Toffoloni v. LFP Publishing Group, LLC
Filing
198
MOTION in Limine to Exclude the Testimony of Plaintiff's Witnesses with Brief In Support by LFP Publishing Group, LLC. (Attachments: # 1 Brief re Exclusion of Testimony of Plaintiff's Witnesses)(Solomon, Darrell)
IN THE UNITED STATES DISTRICT COURT
FOR THE NORTHERN DISTRICT OF GEORGIA
MAUREEN TOFFOLONI,
as Administrator and Personal
Representative of the ESTATE
OF NANCY E. BENOIT,
CASE NO. 1:08-cv-00421-TWT
Plaintiff,
vs.
LFP PUBLISHING GROUP, LLC,
d/b/a Hustler Magazine, et al.,
Defendant.
BRIEF IN SUPPORT OF DEFENDANT’S MOTION IN LIMINE TO
EXCLUDE TESTIMONY OF PLAINTIFF’S WITNESSES AT TRIAL
NOW COMES Defendant LFP Publishing Group LLC, d/b/a Hustler
Magazine (“LFP”), and respectfully submits this brief in support of its Motion In
Limine to exclude the trial testimony of two of Plaintiff Maureen Toffoloni’s
(“Plaintiff”) fact witnesses.
I.
Introduction
LFP’s motion asks the Court to exclude the trial testimony of Plaintiff’s
husband, Paul Toffoloni, and her daughter, Sandra Toffoloni (collectively, the
“Witnesses”). First, the Court should exclude the Witnesses pursuant to Fed. R.

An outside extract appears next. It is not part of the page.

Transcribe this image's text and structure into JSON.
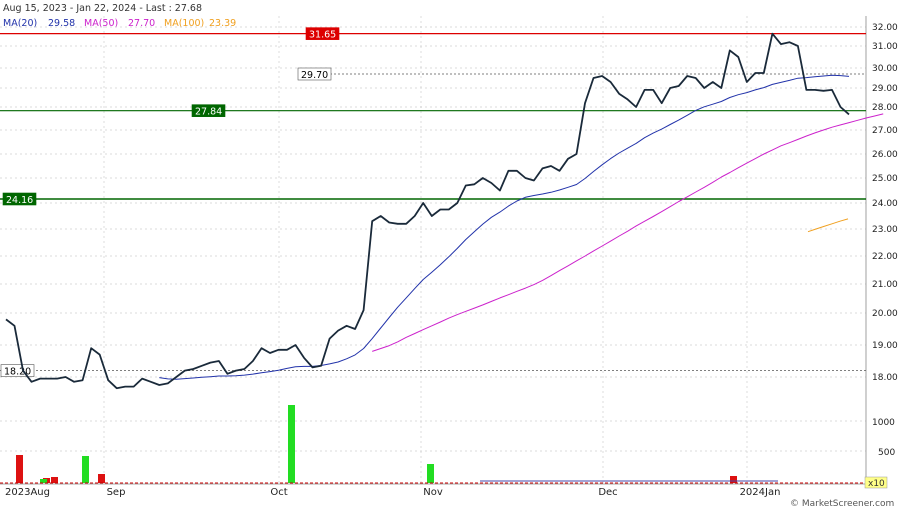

Civ. P. 26(a)(1), 26(e), and 37(c), because Plaintiff did not provide the Witnesses’
names in her Initial Disclosures (see Docket Index (“D.I.”) 46) and did not
supplement the Initial Disclosures to include the Witnesses’ identities. Indeed,
Plaintiff disclosed the Witnesses for the first time in the Pretrial Order (D.I. 187 at
Attachment F-1), filed well after the discovery period had closed. Thus, LFP had
no opportunity to depose the Witnesses or otherwise gain knowledge of the nature
of, or prepare for the rebuttal of, their testimony.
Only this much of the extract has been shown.